Are Tea Bags Made of Plastic? Hidden Microplastics

Many tea bags do contain plastic, though the type and amount varies widely depending on the brand and style. The most common culprit is polypropylene, a heat-sealable plastic used to fuse the edges of standard paper tea bags shut. Silky pyramid-shaped bags are often made entirely from nylon or polyethylene terephthalate (PET), both petroleum-based plastics. The good news: genuinely plastic-free options exist, and they’re easy to spot once you know what to look for.

Where Plastic Hides in Paper Tea Bags

Most flat, rectangular tea bags look and feel like paper, and they mostly are. The base material is typically wood pulp blended with abaca fiber, a plant in the banana family. But many manufacturers coat or seal the edges with a thin layer of polypropylene so the bag holds together when exposed to boiling water. This plastic layer is invisible to the naked eye, which is why so many people assume their tea bags are entirely paper.

Not all brands use this approach. Some companies fold and crimp their bags mechanically, avoiding adhesives and plastic sealants altogether. Others use plant-based starches from corn or sugar cane as a heat-sealable coating instead of polypropylene. Bigelow, for example, reports that roughly 90% of its tea bags are non-heat-seal paper made only from wood pulp and abaca fiber, with no plastic at all.

Pyramid and Silky Bags Are the Biggest Concern

The sleek, see-through pyramid bags that many premium brands use are a different story entirely. That silky mesh material is typically nylon or PET plastic. These bags are made of plastic from top to bottom, not just sealed with a thin layer of it. When you steep one of these in near-boiling water, the entire bag is submerged plastic.

A widely cited study from McGill University measured what happens when you brew tea in a plastic pyramid bag at 95°C (just below boiling). A single bag released approximately 11.6 billion microplastic particles and 3.1 billion nanoplastic particles into one cup of tea. To put that in perspective, the estimated annual microplastic intake from drinking tap water is around 4,000 particles. One cup of tea from a plastic pyramid bag can deliver millions of times more particles in a single sitting.

What Microplastics Do in Your Body

Research on microplastic ingestion is still evolving, but the early findings are not reassuring. Once inside the body, microplastic particles can trigger oxidative stress, inflammatory responses, and DNA damage at the cellular level. Animal studies have shown that polystyrene microplastics accumulate in the liver and contribute to insulin resistance by promoting inflammation and disrupting insulin signaling. In the gut, microplastic buildup can activate immune responses in the intestinal lining, potentially damaging the mucosal barrier that protects against pathogens.

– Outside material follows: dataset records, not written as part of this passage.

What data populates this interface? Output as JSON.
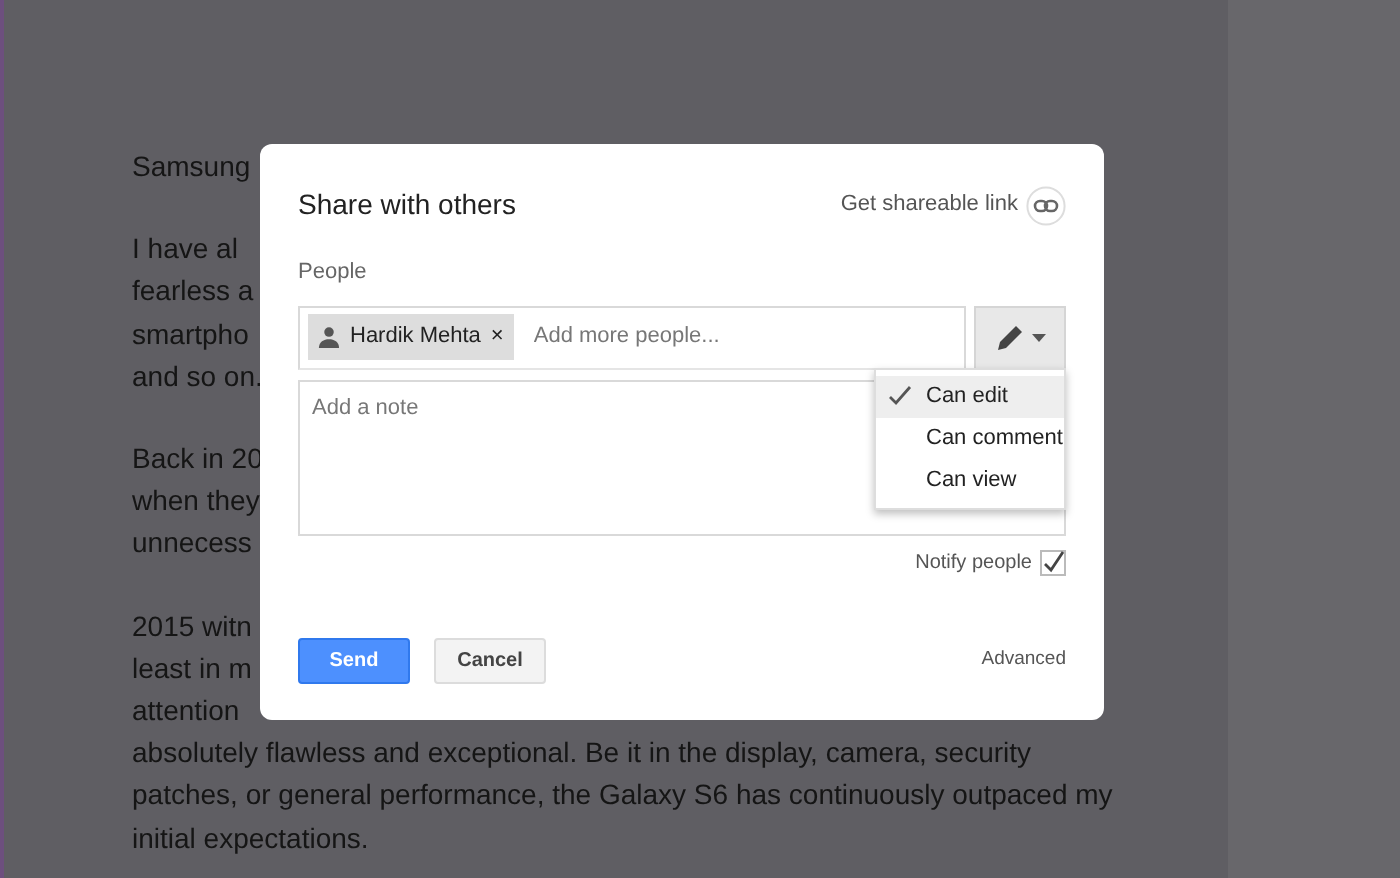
{
  "document": {
    "paragraphs": [
      [
        "Samsung"
      ],
      [
        "I have al",
        "fearless a",
        "smartpho",
        "and so on."
      ],
      [
        "Back in 20",
        "when they",
        "unnecess"
      ],
      [
        "2015 witn",
        "least in m",
        "attention",
        "absolutely flawless and exceptional. Be it in the display, camera, security",
        "patches, or general performance, the Galaxy S6 has continuously outpaced my",
        "initial expectations."
      ]
    ]
  },
  "dialog": {
    "title": "Share with others",
    "shareable_link": "Get shareable link",
    "people_label": "People",
    "chips": [
      {
        "name": "Hardik Mehta",
        "remove": "×"
      }
    ],
    "people_placeholder": "Add more people...",
    "note_placeholder": "Add a note",
    "permission_menu": [
      {
        "label": "Can edit",
        "selected": true
      },
      {
        "label": "Can comment",
        "selected": false
      },
      {
        "label": "Can view",
        "selected": false
      }
    ],
    "notify": {
      "label": "Notify people",
      "checked": true
    },
    "buttons": [
      {
        "label": "Send",
        "kind": "primary"
      },
      {
        "label": "Cancel",
        "kind": "secondary"
      }
    ],
    "advanced": "Advanced"
  }
}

No one has established a safe threshold for microplastic consumption in humans, and the long-term effects of chronic low-level exposure remain unclear. What is clear is that brewing tea in plastic bags represents a much larger source of particle exposure than most people realize compared to other common sources like bottled water.

How to Tell if Your Tea Bag Contains Plastic

A few simple observations can help you sort plastic from plastic-free:

  • Texture and appearance: If the bag is shiny, silky, or see-through, it’s almost certainly nylon or PET. Paper bags with a slightly stiff, smooth feel along the sealed edges may contain a polypropylene coating.
  • Shape: Pyramid and sachet-style bags are the most likely to be fully plastic. Flat rectangular bags are more likely to be mostly paper, though some still contain plastic sealant.
  • The burn test: Hold a corner of a dry, empty tea bag with tweezers and touch it with a flame. Paper chars and turns to ash. Plastic melts, curls, or produces a hard bead. If the edges melt while the center burns like paper, you’re looking at a paper bag with plastic sealant.
  • Brand labeling: Companies that have gone plastic-free tend to advertise it. Look for terms like “plastic-free,” “compostable,” or specific material callouts like abaca fiber, organic cotton, or plant cellulose on the packaging.

Plastic-Free Brands and Materials

Several tea companies have reformulated their bags to eliminate plastic entirely. Pukka Herbs uses a blend of abaca and plant cellulose fibers, stitched shut with organic cotton thread and sealed through a folding process rather than heat. Yogi Tea uses manila hemp (abaca) fibers and wood pulp. Some brands are also switching their inner wrappers to NatureFlex, a compostable film made from wood pulp, replacing the cellophane or plastic pouches that keep individual bags fresh.

If you want to avoid the issue altogether, loose-leaf tea brewed in a stainless steel or ceramic infuser eliminates packaging from the equation. Reusable cloth tea bags made from organic cotton or unbleached muslin are another straightforward option. For those who prefer the convenience of pre-packaged bags, sticking with brands that explicitly certify their bags as plastic-free and compostable is the most reliable approach.